Overlevenden van kanker tijdens adolescentie en jongvolwassenheid (AYA) hebben een lager geboortecijfer in vergelijking met de algemene bevolking. Dat concluderen Engelse onderzoekers in The Lancet Oncology. Hoewel overlevenden van baarmoederhalskanker en leukemie een verhoogd risico hebben op verschillende obstetrische complicaties, bieden de bevindingen geruststelling voor overlevenden van andere vormen van kanker.

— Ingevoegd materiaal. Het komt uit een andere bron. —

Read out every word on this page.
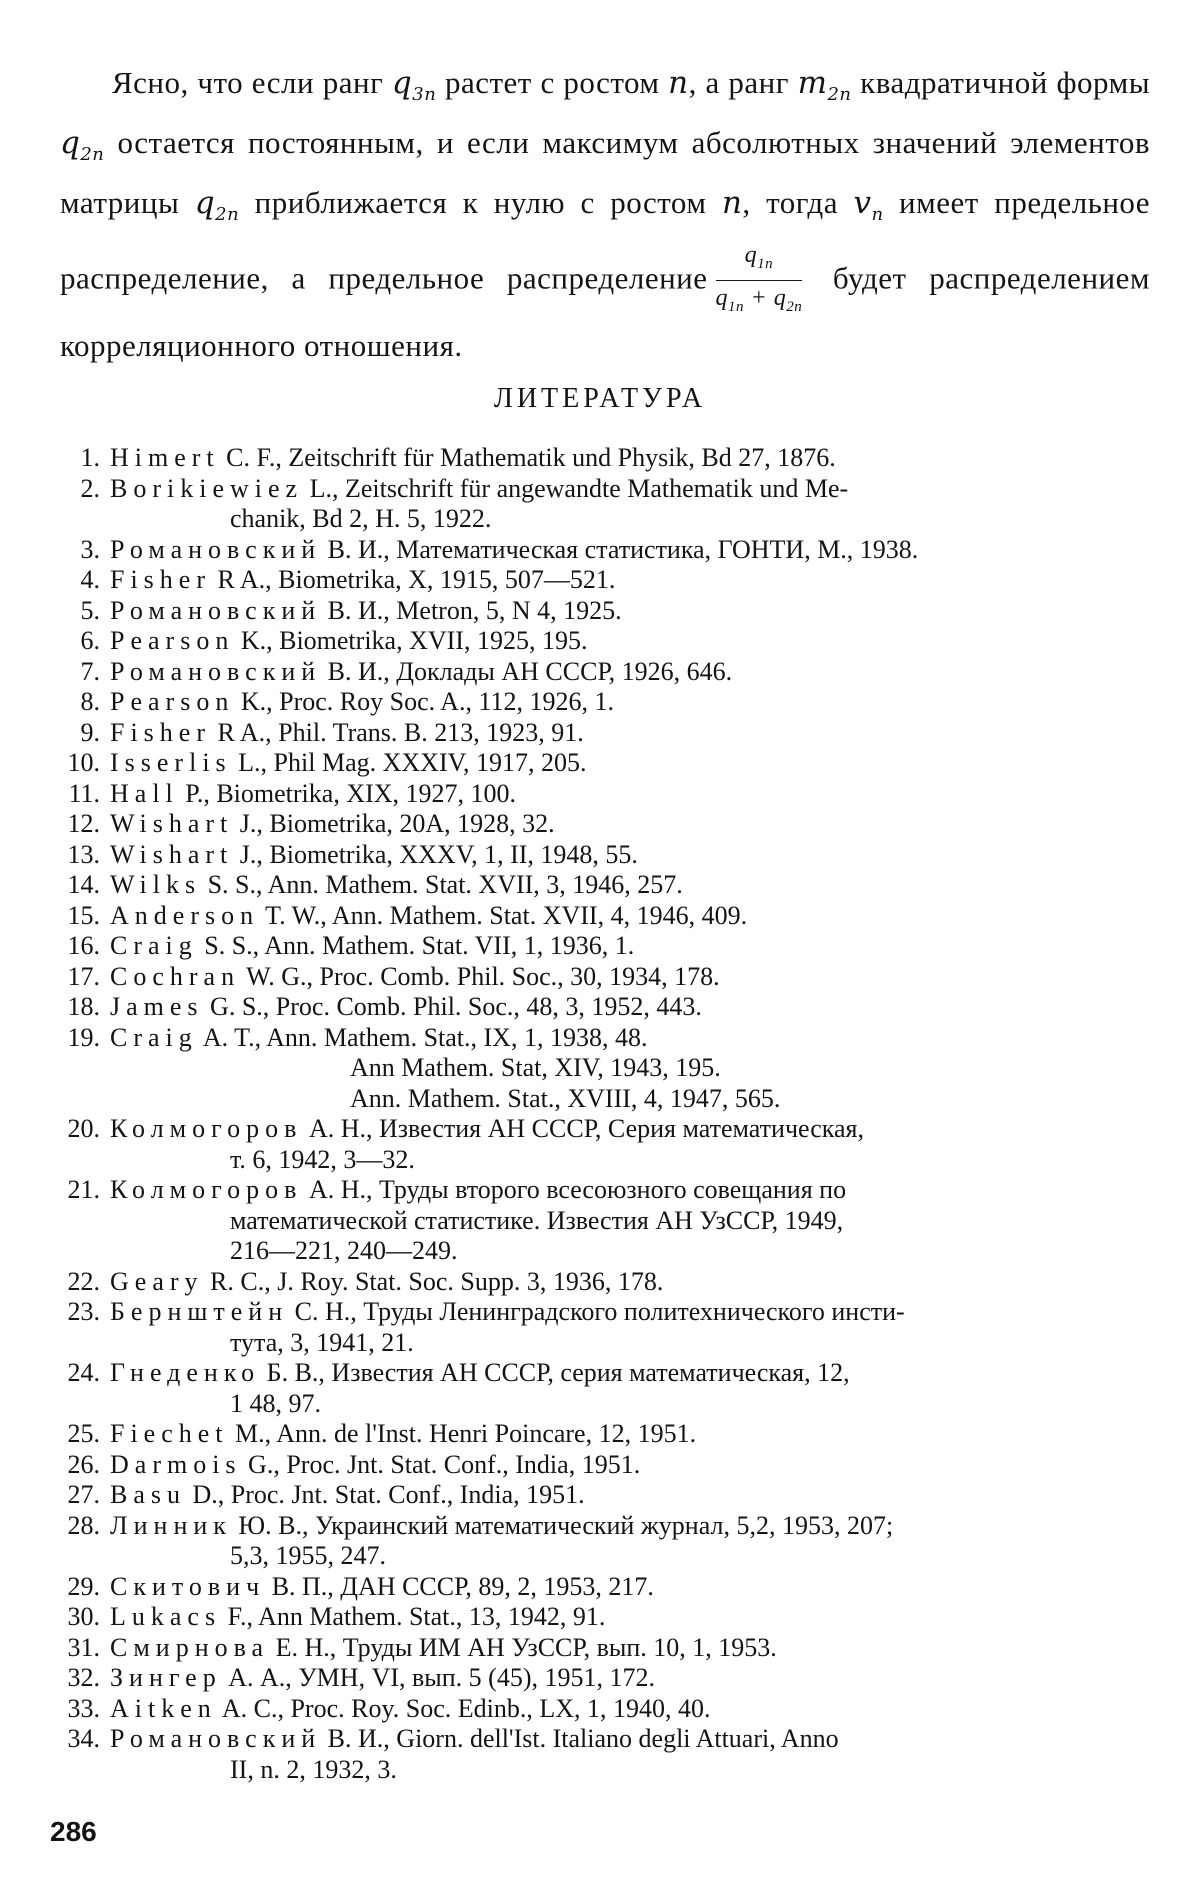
Ясно, что если ранг $q_{3n}$ растет с ростом n, а ранг $m_{2n}$ квадратичной формы $q_{2n}$ остается постоянным, и если максимум абсолютных значений элементов матрицы $q_{2n}$ приближается к нулю с ростом n, тогда $v_n$ имеет предельное распределение, а предельное распределение $\frac{q_{1n}}{q_{1n} + q_{2n}}$ будет распределением корреляционного отношения.

ЛИТЕРАТУРА

1. Himert C. F., Zeitschrift für Mathematik und Physik, Bd 27, 1876.

2. Borikiewiez L., Zeitschrift für angewandte Mathematik und Me-
chanik, Bd 2, H. 5, 1922.

3. Романовский В. И., Математическая статистика, ГОНТИ, М., 1938.

4. Fisher R A., Biometrika, X, 1915, 507—521.

5. Романовский В. И., Metron, 5, N 4, 1925.

6. Pearson K., Biometrika, XVII, 1925, 195.

7. Романовский В. И., Доклады АН СССР, 1926, 646.

8. Pearson K., Proc. Roy Soc. A., 112, 1926, 1.

9. Fisher R A., Phil. Trans. B. 213, 1923, 91.

10. Isserlis L., Phil Mag. XXXIV, 1917, 205.

11. Hall P., Biometrika, XIX, 1927, 100.

12. Wishart J., Biometrika, 20A, 1928, 32.

13. Wishart J., Biometrika, XXXV, 1, II, 1948, 55.

14. Wilks S. S., Ann. Mathem. Stat. XVII, 3, 1946, 257.

15. Anderson T. W., Ann. Mathem. Stat. XVII, 4, 1946, 409.

16. Craig S. S., Ann. Mathem. Stat. VII, 1, 1936, 1.

17. Cochran W. G., Proc. Comb. Phil. Soc., 30, 1934, 178.

18. James G. S., Proc. Comb. Phil. Soc., 48, 3, 1952, 443.

19. Craig A. T., Ann. Mathem. Stat., IX, 1, 1938, 48.
Ann Mathem. Stat, XIV, 1943, 195.
Ann. Mathem. Stat., XVIII, 4, 1947, 565.

20. Колмогоров А. Н., Известия АН СССР, Серия математическая,
т. 6, 1942, 3—32.

21. Колмогоров А. Н., Труды второго всесоюзного совещания по
математической статистике. Известия АН УзССР, 1949,
216—221, 240—249.

22. Geary R. C., J. Roy. Stat. Soc. Supp. 3, 1936, 178.

23. Бернштейн С. Н., Труды Ленинградского политехнического инсти-
тута, 3, 1941, 21.

24. Гнеденко Б. В., Известия АН СССР, серия математическая, 12,
1 48, 97.

25. Fiechet M., Ann. de l'Inst. Henri Poincare, 12, 1951.

26. Darmois G., Proc. Jnt. Stat. Conf., India, 1951.

27. Basu D., Proc. Jnt. Stat. Conf., India, 1951.

28. Линник Ю. В., Украинский математический журнал, 5,2, 1953, 207;
5,3, 1955, 247.

29. Скитович В. П., ДАН СССР, 89, 2, 1953, 217.

30. Lukacs F., Ann Mathem. Stat., 13, 1942, 91.

31. Смирнова Е. Н., Труды ИМ АН УзССР, вып. 10, 1, 1953.

32. Зингер А. А., УМН, VI, вып. 5 (45), 1951, 172.

33. Aitken A. C., Proc. Roy. Soc. Edinb., LX, 1, 1940, 40.

34. Романовский В. И., Giorn. dell'Ist. Italiano degli Attuari, Anno
II, n. 2, 1932, 3.

286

Het doel van deze studie was om het geboortecijfer en het risico op 27 obstetrische complicaties te kwantificeren bij vrouwelijke overlevenden van 17 vormen van AYA-kanker (diagnose 15-39 jaar). Hiervoor werden gegevens gebruikt van de Teenage and Young Adult Cancer Survivor Study (TYACSS) – een retrospectief, populatiegebaseerd cohort van 200.945 5-jaarsoverlevenden van AYA-kanker uit Engeland en Wales – die werden gekoppeld aan de Engelse Hospital Episode Statistics (HES)-database.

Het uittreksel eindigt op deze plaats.